When that fabric is disrupted in the American community, to use the example of racism again, the restraining shield on abhorrent discourse and behavior is lifted. Statements previously seen as repugnant and unacceptable proliferate, and from those words come actions – from personal epithets, then small acts of vandalism, perpetration of racist thuggery, violent rallies and the ostentatious display of hate and white supremacy, assaults, shootings and the mailing of bombs. People who managed to work together, send their children to the same schools, and play on teams together, lose the sense of well-being and security that comes from a feeling that those around you include you in the community and have your back.

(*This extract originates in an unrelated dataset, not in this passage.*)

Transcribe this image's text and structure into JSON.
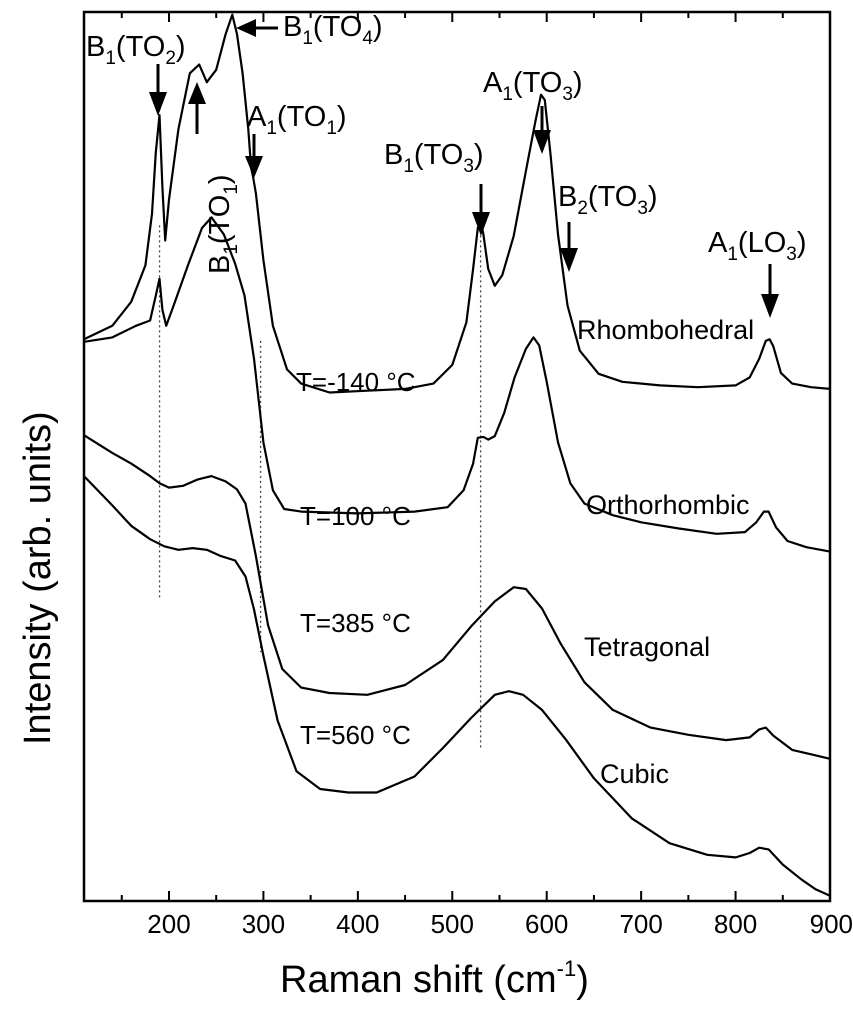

The wanton and thoughtless destruction of the global and national norms and practices perpetrated by Trump and his supporters, and fueled by Bannon’s disruption fantasies, is the outcome of self-delusion, hubris, self-aggrandizement, ignorance, revanchist racism, and, at a deeper level, a dystopian glorification of the self and the “us,” damn all else. It is a kick in the face to the idea of community and its vital protective fabric. It is a kick in the face to all the work done, and sacrifices made, for so many years, by so many people, who wanted to evolve forward from the ugly, Hobbesian struggle of all against all, no holds barred, that fed into the shocking carnage of WWI, the rise of Nazism and fascism, the Holocaust, the renewed carnage of WWII, the racial violence of the deep South, the cruel persecution and destruction of Native American societies, and generally the bigotry and hatred of the other – whether immigrants, diverse religions, or anything else. And what that destruction has done, globally and domestically, is easy to see. The colossal stupidity of this is hard to fathom. We are allowing the fabric that served us and our global neighbors reasonably well to be destroyed by a self-serving, narcissistic, tawdry tin-pot dictator-hopeful who knows nothing about history (domestic or global), the Constitution, American values, the role of a president, or anything else, and doesn’t care either. There is not a shred of American greatness about this. Not a shred. Not a molecule. Let me be very clear about that.
The philosopher Bertrand Russell wrote that “Social cohesion demands a creed, or a code of behavior, or a prevailing sentiment, or, best, some combination of all three; without something of the kind, a community disintegrates, and becomes subject to a tyrant or a foreign conqueror.” (from Power: A New Social Analysis, 1938, p10).